Una Facoltà “comunicativa” per gli studenti

Una Facoltà “comunicativa” per gli studenti

Ottobre 2018 Off Di Giovanni Brancato

Sebastiano Filetti
Preside Facoltà Medicina e Odontoiatria 2015-2018

 

Nell’epoca dell’informazione globalizzata, in cui la verità oggettiva sembra essere divenuta sempre più labile, indefinita, liquida, in un mondo dove anziché riporre la propria fiducia nella conoscenza scientifica si dà adito a saperi parziali, incompleti e, sempre più frequentemente, totalmente falsi, diviene prioritario per una Facoltà medica, fra l’altro del più grande Ateneo in Europa, proporsi quale punto di riferimento per la divulgazione di conoscenze certe, indiscutibili, certificate dalla metodologia scientifica. Per far ciò, nell’era della pervasività dei mezzi digitali, comunicare, saper comunicare, e insegnare a comunicare rappresentano gli imperativi categorici dai quali non ci si può tirare indietro, soprattutto da parte di coloro che hanno nella cura della persona, e dunque nella salvaguardia della collettività, l’obiettivo della propria vocazione professionale, di una vita intera a servizio della comunità, ovvero “i professionisti della salute”. Si è scelto, dunque, di dar vita a questo nuovo, inedito progetto editoriale in cui, in primis, venisse dato spazio a chi rende materia viva l’istituzione che mi onoro di rappresentare, cioè gli studenti della Facoltà di Medicina e Odontoiatria.

Rispondere alle necessità e alle esigenze espresse, prima di ogni altro, dalla comunità studentesca, costituisce la ragion d’essere sulla quale si fonda l’idea generatrice di questo lavoro. Dovremmo comunicare con maggiore intensità e questa è una reale scommessa da vincere per l’Università, non solo nei confronti dei nostri studenti e dei docenti delle Facoltà di appartenenza, ma ancor di più dei pazienti e di tutta la società civile con la quale giorno dopo giorno in quanto membri della comunità medico-scientifica siamo chiamati a confrontarci, condividere e divulgare conoscenza e sapere, attraverso la realizzazione sia di studi e ricerche scientifiche, sia di eventi ed iniziative culturali e di sensibilizzazione. Per questo motivo, tra le pagine di questo magazine troveranno spazio, oltre a quelli di autorità e personalità istituzionali come il Magnifico Rettore Sapienza, Prof. Eugenio Gaudio, il Commissario Agcom e Consigliere alla Comunicazione Sapienza, Prof. Mario Morcellini, e il Direttore Generale dell’Azienda ospedaliero-universitaria Policlinico Umberto I, dott. Vincenzo Panella, interventi, commenti, ed interviste di docenti, ricercatori, specializzandi, assegnisti, dottorandi e studenti della Facoltà.

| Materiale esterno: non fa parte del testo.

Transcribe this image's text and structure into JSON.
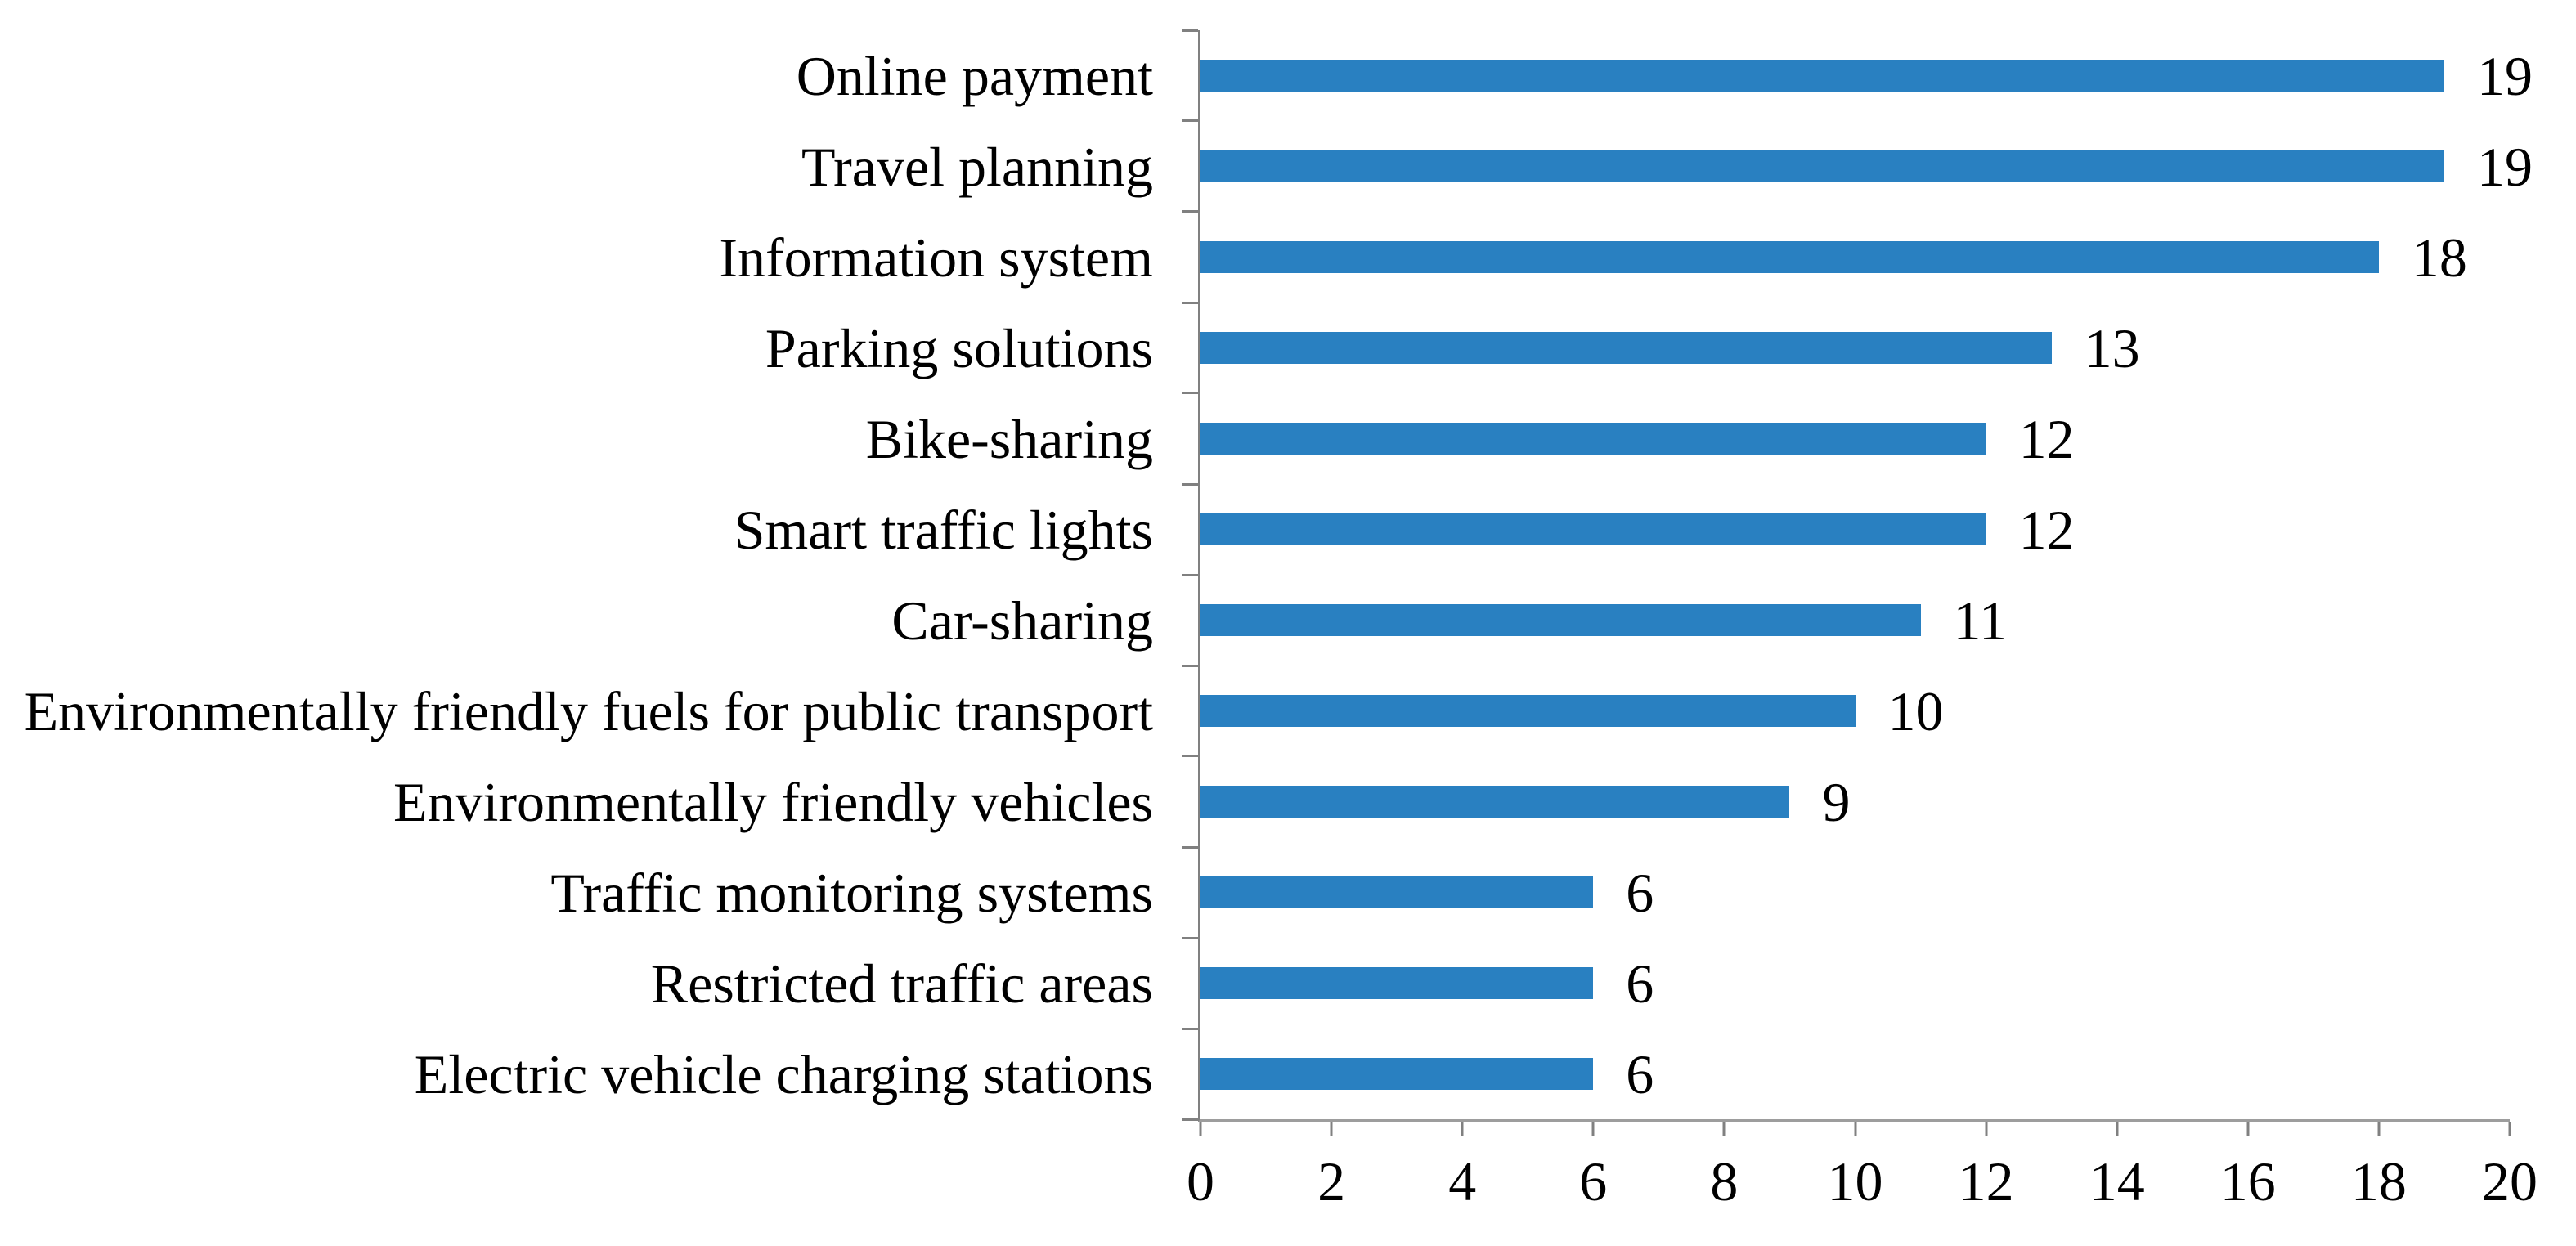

Ad essere trattati saranno i temi più rilevanti all’interno del dibattito pubblico, più “caldi” per coloro che sono in procinto di concludere il percorso di studi in Medicina, per quelli che vivono quotidianamente la realtà universitaria, o ancor di più per chi si accinge ad intraprendere questa esperienza: dagli effetti dell’introduzione della laurea abilitante nel CLM in Medicina e Chirurgia, ai cambiamenti apportati nella didattica e nella formazione medica a seguito dell’introduzione dei processi di digitalizzazione, passando per le nuove frontiere della ricerca scientifica biomedica grazie all’innovazione tecnologica (su questo tema specifico sarà dedicato il prossimo numero del magazine previsto per la primavera del prossimo anno). Ampio spazio verrà riservato, inoltre, al racconto delle esperienze di studio e di ricerca degli studenti che hanno avuto la possibilità di vivere un periodo di studio all’estero grazie ai programmi di mobilità internazionale, come il progetto Erasmus+, che in questi anni hanno dato la possibilità a migliaia di studenti di viaggiare in tutta l’Europa e di far parte di una delle più importanti scommesse del sistema universitario a livello internazionale. In conclusione, voglio ringraziare il Magnifico Rettore, Prof. Eugenio Gaudio, che ha avuto la lungimiranza e la sensibilità di comprendere sin da subito la rilevanza di un’iniziativa come questa, e esprimere la mia gratitudine nei confronti del Prof. Mario Morcellini, maestro della comunicazione, che grazie al suo supporto e alle sue indicazioni ha permesso di mettere a frutto tutti gli sforzi compiuti negli anni per la realizzazione di questo progetto.